Yes, road pricing is unfortunately seen as the end solution, when the bigger structural problems with road management, governance and financing need addressing. No country has done this. The Nats were going to address it by putting roads into SOEs and requiring them to run at a profit, borrowing for capital and charging road users (having the right to sign contracts with road users to opt out of fuel tax). It isn't perfect, but is in the right direction.
John-ston: Public transport is not a necessary pre-requisite for congestion charging - as congestion charging enhances the competitiveness of public transport, and as long as market entry is relatively easy, let the market provide. People can change time of day as well.
RUC doesn't encourage fuel inefficiency, truck operators are cogniscent of fuel costs, but they make a fair tradeoff - fuel vs time vs RUC. RUC charges for road use, fuel is an input as are tyres, oil, brake pads, labour.
Yes there are environmental externalities related to fuel, but consumption really only relates to one - CO2. Clean vs dirty engines are not always low vs high fuel consumption, catalytic converters increase fuel consumption for example. If you want to deal with environmental matters then fuel tax is a very poor way of doing so, because it charges the same whether you drive in the middle of the desert road or pass a playground - both have vastly different impacts.

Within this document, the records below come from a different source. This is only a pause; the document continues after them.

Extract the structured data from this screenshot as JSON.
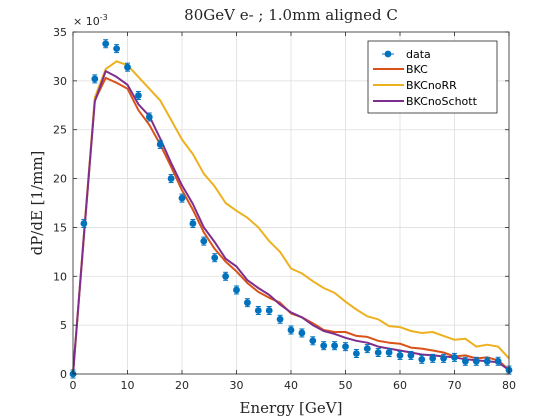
{
  "chart_data": {
    "type": "line",
    "title": "80GeV e- ; 1.0mm aligned C",
    "xlabel": "Energy [GeV]",
    "ylabel": "dP/dE [1/mm]",
    "y_exponent_label": "× 10",
    "y_exponent_power": "-3",
    "xlim": [
      0,
      80
    ],
    "ylim": [
      0,
      35
    ],
    "xticks": [
      0,
      10,
      20,
      30,
      40,
      50,
      60,
      70,
      80
    ],
    "yticks": [
      0,
      5,
      10,
      15,
      20,
      25,
      30,
      35
    ],
    "grid": true,
    "legend_position": "top-right",
    "series": [
      {
        "name": "data",
        "kind": "scatter-errorbar",
        "color": "#0072BD",
        "x": [
          0,
          2,
          4,
          6,
          8,
          10,
          12,
          14,
          16,
          18,
          20,
          22,
          24,
          26,
          28,
          30,
          32,
          34,
          36,
          38,
          40,
          42,
          44,
          46,
          48,
          50,
          52,
          54,
          56,
          58,
          60,
          62,
          64,
          66,
          68,
          70,
          72,
          74,
          76,
          78,
          80
        ],
        "y": [
          0,
          15.4,
          30.2,
          33.8,
          33.3,
          31.4,
          28.5,
          26.3,
          23.5,
          20.0,
          18.0,
          15.4,
          13.6,
          11.9,
          10.0,
          8.6,
          7.3,
          6.5,
          6.5,
          5.6,
          4.5,
          4.2,
          3.4,
          2.9,
          2.9,
          2.8,
          2.1,
          2.6,
          2.2,
          2.2,
          1.9,
          1.9,
          1.5,
          1.6,
          1.6,
          1.7,
          1.3,
          1.3,
          1.3,
          1.3,
          0.4
        ]
      },
      {
        "name": "BKC",
        "kind": "line",
        "color": "#D95319",
        "x": [
          0,
          2,
          4,
          6,
          8,
          10,
          12,
          14,
          16,
          18,
          20,
          22,
          24,
          26,
          28,
          30,
          32,
          34,
          36,
          38,
          40,
          42,
          44,
          46,
          48,
          50,
          52,
          54,
          56,
          58,
          60,
          62,
          64,
          66,
          68,
          70,
          72,
          74,
          76,
          78,
          80
        ],
        "y": [
          0,
          14.0,
          28.0,
          30.3,
          29.8,
          29.2,
          27.0,
          25.5,
          23.5,
          21.2,
          18.8,
          16.8,
          14.5,
          12.8,
          11.5,
          10.5,
          9.3,
          8.4,
          7.8,
          7.3,
          6.2,
          5.8,
          5.2,
          4.5,
          4.3,
          4.3,
          3.9,
          3.8,
          3.4,
          3.2,
          3.1,
          2.7,
          2.6,
          2.4,
          2.2,
          1.8,
          1.9,
          1.6,
          1.7,
          1.4,
          0.4
        ]
      },
      {
        "name": "BKCnoRR",
        "kind": "line",
        "color": "#EDB120",
        "x": [
          0,
          2,
          4,
          6,
          8,
          10,
          12,
          14,
          16,
          18,
          20,
          22,
          24,
          26,
          28,
          30,
          32,
          34,
          36,
          38,
          40,
          42,
          44,
          46,
          48,
          50,
          52,
          54,
          56,
          58,
          60,
          62,
          64,
          66,
          68,
          70,
          72,
          74,
          76,
          78,
          80
        ],
        "y": [
          0,
          14.3,
          28.3,
          31.2,
          32.0,
          31.6,
          30.4,
          29.2,
          28.0,
          26.0,
          24.0,
          22.5,
          20.5,
          19.2,
          17.5,
          16.7,
          16.0,
          15.0,
          13.6,
          12.5,
          10.8,
          10.3,
          9.5,
          8.8,
          8.3,
          7.4,
          6.6,
          5.9,
          5.6,
          4.9,
          4.8,
          4.4,
          4.2,
          4.3,
          3.9,
          3.5,
          3.6,
          2.8,
          3.0,
          2.8,
          1.6
        ]
      },
      {
        "name": "BKCnoSchott",
        "kind": "line",
        "color": "#7E2F8E",
        "x": [
          0,
          2,
          4,
          6,
          8,
          10,
          12,
          14,
          16,
          18,
          20,
          22,
          24,
          26,
          28,
          30,
          32,
          34,
          36,
          38,
          40,
          42,
          44,
          46,
          48,
          50,
          52,
          54,
          56,
          58,
          60,
          62,
          64,
          66,
          68,
          70,
          72,
          74,
          76,
          78,
          80
        ],
        "y": [
          0,
          14.2,
          27.9,
          31.0,
          30.4,
          29.6,
          27.6,
          26.4,
          24.1,
          21.6,
          19.3,
          17.4,
          15.0,
          13.5,
          11.8,
          11.0,
          9.6,
          8.8,
          8.1,
          7.1,
          6.3,
          5.8,
          5.0,
          4.4,
          4.1,
          3.7,
          3.4,
          3.2,
          2.8,
          2.6,
          2.4,
          2.2,
          2.0,
          1.9,
          1.8,
          1.7,
          1.5,
          1.4,
          1.3,
          1.2,
          0.4
        ]
      }
    ]
  }
}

It's a cheap blunt tool that used to be the best one available, but internationally (US, UK, Australia) it is widely recognised as having had its day.
"Public transport is not a necessary pre-requisite for congestion charging - as congestion charging enhances the competitiveness of public transport, and as long as market entry is relatively easy, let the market provide. People can change time of day as well."
It is a necessary pre-requisite to make it palatable to the population. When London introduced the congestion charge, most people already used the Tube, the buses and the trains, and so it didn't effect much of the population, and that made it acceptable - same with Stockholm and Singapore.
If you don't have the public transport infrastructure in place, then people will merely view it as another tax. Plus, leaving it to the market alone tends to provide an inferior product; buses tend to be viewed in a lower light than trains for instance. The market would provide buses, but probably not trains due to the prohibitive costs of setting up such an operation, and so you don't really have an alternative option that is politically palatable.
Further to that, you also have a time lag. Taking Auckland for instance, it would take between six months and a year to get extra buses, and would take three to four years to get new rail multiple units. You would need to gear your congestion charge around that as well; I seem to recall that London got some buses prior to the introduction of their charge.
"RUC doesn't encourage fuel inefficiency, truck operators are cogniscent of fuel costs, but they make a fair tradeoff - fuel vs time vs RUC. RUC charges for road use, fuel is an input as are tyres, oil, brake pads, labour."
Um, you forget about the other people that pay RUCs. In my household, we pay RUCs and it isn't because we own a truck. SUVs that use diesel have to pay RUCs and so to do car owners that use diesel. Unlike trucking firms, households are less likely to think of fuel costs when purchasing and operating their car.